D'après nos informations, même au plus haut niveau, au Palais de l'Elysée, la réaction du Medef a fait tiquer. « Savent-ils vraiment ce que nous déployons pour eux ? Ça se mesure en milliards d'euros... Et ce qu'il nous en coûte politiquement de batailler contre une taxe sur les superprofits ? On aurait pu imaginer un peu plus de soutien... au moins le silence », plaide ainsi un conseiller du président.

Maintien de la politique de l'offre coûte que coûte

Dans les faits, le gouvernement ne veut pas se renier. « Nous tiendrons nos engagements, continuerons la politique de l'offre, et  nous allégerons les impôts de production, comme nous l'avons promis », assure l'entourage de Bruno Le Maire.

Et au passage de glisser que désormais avec la baisse de l'impôt sur les sociétés faite sous le premier quinquennat de 33 à 25 %, les entreprises françaises se situent dans la moyenne de leurs voisins européens : « Les niches étaient là pour compenser. Mais maintenant que nous sommes dans la norme, leur utilité peut être remise en cause. C'est légitime, même », poursuit Bercy.

Aussi, Bercy ne verrait pas d'un mauvais œil que quelques amendements soient glissés dans la discussion parlementaire pour raboter des crédits d'impôts des sociétés... et faire gagner quelques milliards d'euros à l'Etat.

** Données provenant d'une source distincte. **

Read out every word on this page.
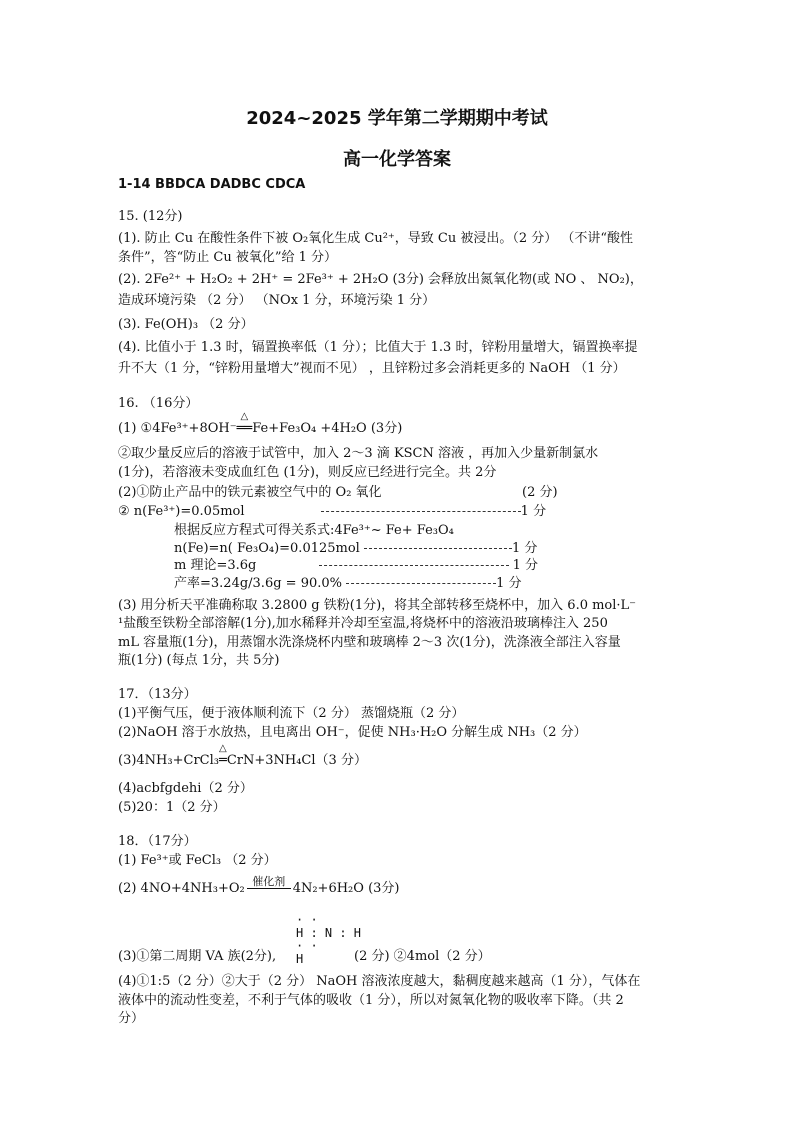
2024~2025 学年第二学期期中考试
高一化学答案
1-14 BBDCA DADBC CDCA
15. (12分)
(1). 防止 Cu 在酸性条件下被 O₂氧化生成 Cu²⁺，导致 Cu 被浸出。（2 分） （不讲“酸性
条件”，答“防止 Cu 被氧化”给 1 分）
(2). 2Fe²⁺ + H₂O₂ + 2H⁺ = 2Fe³⁺ + 2H₂O (3分) 会释放出氮氧化物(或 NO 、 NO₂)，
造成环境污染 （2 分） （NOx 1 分，环境污染 1 分）
(3). Fe(OH)₃ （2 分）
(4). 比值小于 1.3 时，镉置换率低（1 分）；比值大于 1.3 时，锌粉用量增大，镉置换率提
升不大（1 分，“锌粉用量增大”视而不见） ，且锌粉过多会消耗更多的 NaOH （1 分）
16. （16分）
(1) ①4Fe³⁺+8OH⁻△ ══Fe+Fe₃O₄ +4H₂O (3分)
②取少量反应后的溶液于试管中，加入 2～3 滴 KSCN 溶液 ，再加入少量新制氯水
(1分)，若溶液未变成血红色 (1分)，则反应已经进行完全。共 2分
(2)①防止产品中的铁元素被空气中的 O₂ 氧化	(2 分)
② n(Fe³⁺)=0.05mol	1 分
根据反应方程式可得关系式:4Fe³⁺~ Fe+ Fe₃O₄
n(Fe)=n( Fe₃O₄)=0.0125mol	1 分
m 理论=3.6g	1 分
产率=3.24g/3.6g = 90.0%	1 分
(3) 用分析天平准确称取 3.2800 g 铁粉(1分)，将其全部转移至烧杯中，加入 6.0 mol·L⁻
¹盐酸至铁粉全部溶解(1分),加水稀释并冷却至室温,将烧杯中的溶液沿玻璃棒注入 250
mL 容量瓶(1分)，用蒸馏水洗涤烧杯内壁和玻璃棒 2～3 次(1分)，洗涤液全部注入容量
瓶(1分) (每点 1分，共 5分)
17．（13分）
(1)平衡气压，便于液体顺利流下（2 分） 蒸馏烧瓶（2 分）
(2)NaOH 溶于水放热，且电离出 OH⁻，促使 NH₃·H₂O 分解生成 NH₃（2 分）
(3)4NH₃+CrCl₃△ ═CrN+3NH₄Cl（3 分）
(4)acbfgdehi（2 分）
(5)20：1（2 分）
18．（17分）
(1) Fe³⁺或 FeCl₃ （2 分）
(2) 4NO+4NH₃+O₂ 催化剂 4N₂+6H₂O (3分)
· ·
H : N : H
· ·
H
(3)①第二周期 VA 族(2分),	(2 分) ②4mol（2 分）
(4)①1:5（2 分）②大于（2 分） NaOH 溶液浓度越大，黏稠度越来越高（1 分），气体在
液体中的流动性变差，不利于气体的吸收（1 分），所以对氮氧化物的吸收率下降。（共 2
分）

Bruno Le Maire renvoie d'ailleurs aisément sur le travail mené par le député de la majorité Daniel Labaronne dont la mission est justement de tailler dans les dépenses . Dans le viseur, de cette mission, par exemple, le crédit d'impôts en faveur des maîtres restaurateurs, ou encore la réduction d'impôt pour les tuteurs de chômeurs qui créent ou reprennent une entreprise. « Il y a une foule de petites niches qui pourraient être supprimées sans grand mal. En plus, ce serait raccord avec ce que dit la Cour des comptes, souvent très critique de ces facilités fiscales », plaide encore, non sans ironie, l'entourage de Bruno Le Maire.

Jusqu'à s'attaquer aux niches plus importantes, comme le crédit d'impôt recherche qui coûte près de 6 milliards d'euros chaque année à l'Etat ? « Pourquoi pas. Disons qu'il pourrait être mieux ciblé, pour mieux répondre à la transition écologique », plaide un ministre. Un temps évoqué, le verdissement du crédit impôt recherche n'a pas été retenu pour le budget 2023... mais pourrait bien figurer en 2024 !

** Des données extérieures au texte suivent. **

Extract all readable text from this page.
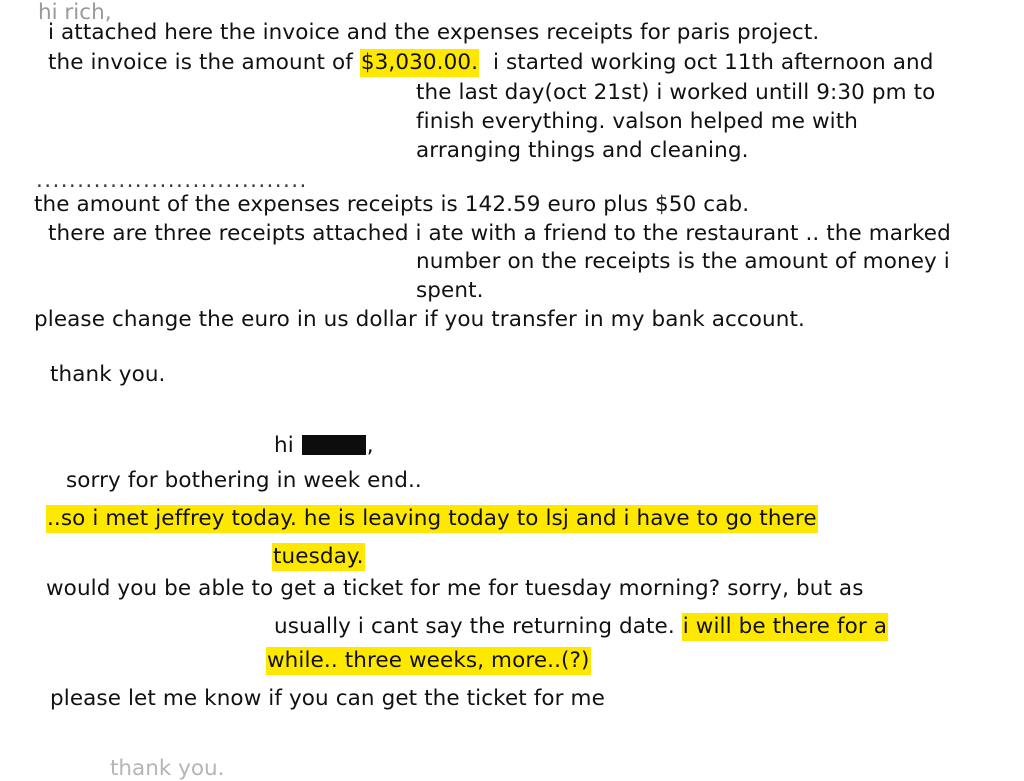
hi rich,
i attached here the invoice and the expenses receipts for paris project.
the invoice is the amount of $3,030.00.  i started working oct 11th afternoon and
the last day(oct 21st) i worked untill 9:30 pm to
finish everything. valson helped me with
arranging things and cleaning.
.................................
the amount of the expenses receipts is 142.59 euro plus $50 cab.
there are three receipts attached i ate with a friend to the restaurant .. the marked
number on the receipts is the amount of money i
spent.
please change the euro in us dollar if you transfer in my bank account.
thank you.
hi	,
sorry for bothering in week end..
..so i met jeffrey today. he is leaving today to lsj and i have to go there
tuesday.
would you be able to get a ticket for me for tuesday morning? sorry, but as
usually i cant say the returning date. i will be there for a
while.. three weeks, more..(?)
please let me know if you can get the ticket for me
thank you.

Sur le dossier des retraites, le patronat aussi peut mieux faire

Surtout, l'agacement que suscite le Medef va bien au-delà de la question du budget. Le gouvernement a en effet peu goûté le faible soutien de l'organisation patronale à la réforme des retraites. En cette rentrée, Geoffroy Roux de Bézieux, le numéro un du Medef estime, en effet, « que cette réforme n'est pas ce qu'il faut faire, qu'il y a bien d'autres problèmes, des priorités ». Un coup de frein jugé inopportun par l'exécutif.

Du côté du Medef, on cherche à minimiser le différend. « Chacun est dans son rôle. il n'y a rien de grave. Sur le budget, nous disons juste ce qu'exprime le Haut conseil des Finances publiques sur le fait de ne pas laisser filer la dépense. Et puis sur les retraites, qui sait exactement à quoi ressemblera cette réforme ? Est-ce que ça voudra dire des contraintes sur les employeurs en matière de pénibilité ou d'emplois des seniors ? On est prudents », temporise l'entourage de Geoffroy Roux de Bézieux.

L'organisation patronale cherche ainsi à mettre l'accent sur les difficultés concrètes des sociétés : « Nous sommes surtout occupés à aider les entreprises face au renouvellement des contrats d'électricité ». Une façon de tenter de passer à autre chose. Pas sûr toutefois que ce soit suffisant aux yeux du gouvernement, amer.